The Internet is Forever
Facebook is only seven years old, but it’s already revolutionized the way we communicate with each other, as well as how we connect with the outside world. And its impact on education is substantial: both traditional and online degree programs are beginning to use social media platforms like Facebook and Twitter as a way to communicate with students.
Students who use social media on a regular basis are probably familiar—even comfortable—with the amount of sharing that happens. But remember that despite security settings and the ability to create closed groups, anything posted online is online indefinitely. So think twice before posting status updates, photos, and links to websites. And using social media for school interactions requires extra caution— you don’t want to appear unprofessional in your posts in case potential employers or clients decide to check up on your school’s Facebook page.
Communication in the Digital Age
It’s taken for granted that social media allows people to be less reserved than they might be otherwise. College students aren’t often formal with each other in a learning setting, but there is an unwritten set of rules for classroom conduct. Those same rules should apply to online learning and to the way students communicate with each other and with instructors.

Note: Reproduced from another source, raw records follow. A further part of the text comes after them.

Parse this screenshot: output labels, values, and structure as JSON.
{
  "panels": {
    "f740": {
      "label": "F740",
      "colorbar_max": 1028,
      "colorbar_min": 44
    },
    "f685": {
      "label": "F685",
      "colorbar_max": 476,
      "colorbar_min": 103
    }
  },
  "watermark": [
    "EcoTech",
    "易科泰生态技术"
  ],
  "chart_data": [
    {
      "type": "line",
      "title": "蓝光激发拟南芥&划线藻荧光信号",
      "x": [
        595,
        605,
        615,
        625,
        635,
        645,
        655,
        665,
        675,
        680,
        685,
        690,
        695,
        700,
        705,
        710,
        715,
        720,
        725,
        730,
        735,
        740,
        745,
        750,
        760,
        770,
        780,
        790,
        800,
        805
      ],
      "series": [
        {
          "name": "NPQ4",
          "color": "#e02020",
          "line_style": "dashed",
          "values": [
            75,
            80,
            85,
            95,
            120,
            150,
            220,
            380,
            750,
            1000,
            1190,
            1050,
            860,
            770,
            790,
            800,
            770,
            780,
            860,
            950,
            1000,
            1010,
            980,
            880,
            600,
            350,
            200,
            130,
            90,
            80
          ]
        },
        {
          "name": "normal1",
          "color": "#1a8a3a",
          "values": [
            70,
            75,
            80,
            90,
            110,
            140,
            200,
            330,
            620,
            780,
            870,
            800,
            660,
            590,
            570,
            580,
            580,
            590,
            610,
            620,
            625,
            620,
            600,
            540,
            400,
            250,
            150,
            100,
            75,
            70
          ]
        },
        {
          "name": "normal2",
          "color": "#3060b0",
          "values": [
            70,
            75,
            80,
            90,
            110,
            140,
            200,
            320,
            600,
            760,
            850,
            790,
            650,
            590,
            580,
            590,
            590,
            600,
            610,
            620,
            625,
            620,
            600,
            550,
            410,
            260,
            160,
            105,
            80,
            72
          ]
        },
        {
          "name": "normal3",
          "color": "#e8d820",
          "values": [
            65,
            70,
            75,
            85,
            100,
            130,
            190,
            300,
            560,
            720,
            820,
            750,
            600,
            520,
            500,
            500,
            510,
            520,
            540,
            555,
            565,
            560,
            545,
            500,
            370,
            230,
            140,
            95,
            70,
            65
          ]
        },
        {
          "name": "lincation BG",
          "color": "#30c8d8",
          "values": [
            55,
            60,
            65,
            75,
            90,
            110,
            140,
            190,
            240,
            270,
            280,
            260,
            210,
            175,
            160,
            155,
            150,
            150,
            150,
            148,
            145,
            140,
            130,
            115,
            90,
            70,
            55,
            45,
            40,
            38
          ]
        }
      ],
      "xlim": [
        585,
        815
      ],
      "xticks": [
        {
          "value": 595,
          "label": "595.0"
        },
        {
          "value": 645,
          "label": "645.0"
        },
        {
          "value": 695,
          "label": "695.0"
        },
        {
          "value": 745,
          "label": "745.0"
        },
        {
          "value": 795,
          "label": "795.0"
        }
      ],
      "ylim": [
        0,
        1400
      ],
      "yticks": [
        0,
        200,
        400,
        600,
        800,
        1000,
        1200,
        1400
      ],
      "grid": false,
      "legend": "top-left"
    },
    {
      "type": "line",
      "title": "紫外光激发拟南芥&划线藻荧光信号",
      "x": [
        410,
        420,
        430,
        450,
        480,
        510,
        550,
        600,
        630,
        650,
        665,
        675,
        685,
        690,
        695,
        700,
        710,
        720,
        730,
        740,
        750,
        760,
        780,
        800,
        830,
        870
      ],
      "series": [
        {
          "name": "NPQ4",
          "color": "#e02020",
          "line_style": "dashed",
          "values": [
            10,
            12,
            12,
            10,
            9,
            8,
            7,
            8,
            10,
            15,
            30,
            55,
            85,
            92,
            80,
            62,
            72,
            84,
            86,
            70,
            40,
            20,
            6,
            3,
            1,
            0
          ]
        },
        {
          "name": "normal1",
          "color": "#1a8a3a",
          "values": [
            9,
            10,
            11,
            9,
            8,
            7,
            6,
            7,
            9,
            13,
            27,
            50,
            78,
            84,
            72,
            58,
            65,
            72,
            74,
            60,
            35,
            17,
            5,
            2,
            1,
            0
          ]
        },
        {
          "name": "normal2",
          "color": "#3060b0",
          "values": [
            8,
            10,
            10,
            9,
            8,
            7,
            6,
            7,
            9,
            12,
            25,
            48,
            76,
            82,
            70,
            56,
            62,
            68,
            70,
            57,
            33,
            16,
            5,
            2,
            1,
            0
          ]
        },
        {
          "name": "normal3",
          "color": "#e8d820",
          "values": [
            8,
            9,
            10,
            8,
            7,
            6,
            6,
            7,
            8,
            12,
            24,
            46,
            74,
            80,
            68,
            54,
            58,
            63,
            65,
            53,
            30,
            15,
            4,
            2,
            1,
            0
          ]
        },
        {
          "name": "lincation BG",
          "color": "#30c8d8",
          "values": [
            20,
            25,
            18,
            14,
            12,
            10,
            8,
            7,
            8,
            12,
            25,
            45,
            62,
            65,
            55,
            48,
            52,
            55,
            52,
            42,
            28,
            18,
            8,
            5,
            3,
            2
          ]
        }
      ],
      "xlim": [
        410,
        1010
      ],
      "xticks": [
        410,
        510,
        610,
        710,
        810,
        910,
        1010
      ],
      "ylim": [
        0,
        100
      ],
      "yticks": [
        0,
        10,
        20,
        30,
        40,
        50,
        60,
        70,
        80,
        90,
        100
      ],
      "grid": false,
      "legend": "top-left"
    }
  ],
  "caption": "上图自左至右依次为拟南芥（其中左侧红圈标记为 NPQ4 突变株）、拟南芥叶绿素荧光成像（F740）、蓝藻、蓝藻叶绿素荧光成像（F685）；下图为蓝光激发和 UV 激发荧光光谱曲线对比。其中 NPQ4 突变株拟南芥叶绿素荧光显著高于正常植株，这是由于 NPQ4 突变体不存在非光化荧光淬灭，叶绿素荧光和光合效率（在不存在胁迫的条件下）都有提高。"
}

E-mails and Facebook messages should be brief and concise—particularly if students are e-mailing instructors. For a teacher who deals with perhaps hundreds of students every day, the clearer an e-mail is, the more likely a teacher is to respond quickly to a student’s request. Using social media sites like Twitter can help students learn to be succinct—and if students use Twitter to share links to research or other websites, those messages should be clearly written as well. In courses with online lecture or discussion elements, students should take care not to monopolize conversation and, just like in a physical classroom, allow other students to speak.
Avoiding “Flame Wars”
“Flaming” is an Internet term used to describe hostile interaction between Internet users. And, depending on the course, college students might “flame” each other in physical classrooms during heated discussions and debates. Online, however, things like sarcasm can be misconstrued—and cues like voice inflection and body language are absent entirely.
Whether students are offering constructive criticism to classmates or just joking around, be sure to be as clear as possible. Instead of telling a classmate that something’s “wrong” or “bad,” use descriptive terms and be tactful. Being positive during class discussions can help avoid misunderstandings and conflict. It’s one of the best ways to engender good will with classmates—and building positive relationships should be a part of every college experience.
The utility of social media in education continues to be explored, and as its integrated into teaching and learning, students will have to learn to communicate effectively in an online setting. And since college students are already using social media in their everyday lives, it’s even more important that they learn to use in their professional and educational lives as well.